Why is it still such a challenge to get actionable information about our networks? Because “package tracking” in a large network is a big data problem, and traditional network management tools weren’t built for that volume of data. As a point of comparison, Fedex and UPS together ship about 20 million packages per day, with an average delivery time of about one day. A large network can easily “ship” nearly 300 billion “packages” (aka traffic flows) per day with an average delivery time of 10 milliseconds. Tracking all those flows is like trying to drink from a fire hose: huge volume at high velocity.
The Red Herring: More Tools & Screens
Act 2: The Deeper Challenge
At this point in the movie, you can’t have all doom and gloom, so there is a ray of light. The good news is that most networks are already generating huge volumes of valuable data that can be used to answer many critical questions. Of course, that in turn brings up the deeper challenge: how on earth can you actually use that massive set of data?
- Data unification: the ability to fuse varied types of data (traffic flow records, BGP, performance metrics, geolocation, custom tags, etc.) into a single consistent format that enables records to be rapidly stored and accessed.

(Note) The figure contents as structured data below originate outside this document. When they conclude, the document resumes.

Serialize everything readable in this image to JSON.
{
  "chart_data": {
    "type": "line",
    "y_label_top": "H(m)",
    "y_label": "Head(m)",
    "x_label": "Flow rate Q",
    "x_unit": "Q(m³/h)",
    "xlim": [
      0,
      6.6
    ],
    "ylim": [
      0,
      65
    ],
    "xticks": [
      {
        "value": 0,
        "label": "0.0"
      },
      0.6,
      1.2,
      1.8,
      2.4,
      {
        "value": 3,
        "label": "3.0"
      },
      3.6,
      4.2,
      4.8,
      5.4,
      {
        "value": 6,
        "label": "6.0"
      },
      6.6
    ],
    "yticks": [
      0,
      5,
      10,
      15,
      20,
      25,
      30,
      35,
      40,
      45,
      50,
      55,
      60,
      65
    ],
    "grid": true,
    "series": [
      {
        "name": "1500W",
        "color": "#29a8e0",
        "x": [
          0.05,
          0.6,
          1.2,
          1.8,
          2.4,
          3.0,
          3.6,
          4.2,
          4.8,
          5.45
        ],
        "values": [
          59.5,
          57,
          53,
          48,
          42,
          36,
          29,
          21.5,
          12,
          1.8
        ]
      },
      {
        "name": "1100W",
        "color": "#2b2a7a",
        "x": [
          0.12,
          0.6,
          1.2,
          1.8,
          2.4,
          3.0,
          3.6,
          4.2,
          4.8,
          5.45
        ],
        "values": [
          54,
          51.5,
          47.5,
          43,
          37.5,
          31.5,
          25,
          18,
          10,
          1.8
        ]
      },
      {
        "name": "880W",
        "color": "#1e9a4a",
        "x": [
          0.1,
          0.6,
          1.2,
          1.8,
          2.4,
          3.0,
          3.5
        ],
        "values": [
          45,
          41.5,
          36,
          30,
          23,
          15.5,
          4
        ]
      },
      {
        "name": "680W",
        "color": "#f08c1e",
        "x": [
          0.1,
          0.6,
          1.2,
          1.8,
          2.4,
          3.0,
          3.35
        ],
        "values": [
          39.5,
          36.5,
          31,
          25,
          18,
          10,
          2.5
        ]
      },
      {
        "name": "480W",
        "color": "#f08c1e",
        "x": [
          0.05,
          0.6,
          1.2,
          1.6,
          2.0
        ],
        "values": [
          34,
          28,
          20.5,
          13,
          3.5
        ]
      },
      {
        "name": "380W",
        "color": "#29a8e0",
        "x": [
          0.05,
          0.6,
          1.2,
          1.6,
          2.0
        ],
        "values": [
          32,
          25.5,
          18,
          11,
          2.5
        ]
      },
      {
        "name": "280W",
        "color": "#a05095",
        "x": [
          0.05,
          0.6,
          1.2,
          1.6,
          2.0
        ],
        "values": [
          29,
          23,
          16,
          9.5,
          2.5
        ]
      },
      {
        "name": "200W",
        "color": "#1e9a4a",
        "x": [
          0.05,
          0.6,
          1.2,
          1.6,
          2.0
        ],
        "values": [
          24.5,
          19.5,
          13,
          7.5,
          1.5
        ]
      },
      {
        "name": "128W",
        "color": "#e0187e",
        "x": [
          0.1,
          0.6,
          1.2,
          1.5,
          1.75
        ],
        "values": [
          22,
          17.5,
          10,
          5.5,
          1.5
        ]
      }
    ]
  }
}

- Deeply granular retention: keep unsummarized details for months, enabling ad hoc answers to unanticipated questions.
- Drillable visibility: unlimited flexibility in grouping, filtering, and pivoting the data.
- Network-specific interface: controls and displays that present actionable insights for network operators who aren’t programmers or data analysts.
- Fast (<10 sec) queries: answers in real operational time frames, so users won’t ignore the data go back to bad old habits.
- Anomaly detection: notify users of any specified set of traffic conditions, enabling rapid response.
- API access: integration via open APIs to allow access to stored data by third-party systems for operational and business functions.
Of course just opening one’s mind to the dream isn’t the same as having the solution. How do you get your hands on a platform offering the capabilities described above? You could try to construct it yourself, for example by building it with open source tools. But you’ll soon find that path leads to daunting challenges. You’ll need a lot of special skills on your team, including network expertise, systems engineers who can build distributed systems, low-level programmers who know how to deal with network protocols, and site reliability engineers (SREs) to build and maintain the infrastructure and software implementation. Even for organizations that have all those resources, it may not be worthwhile to devote them to this particular issue. At this point in the movie, you, as the hero, are truly facing a deeper challenge.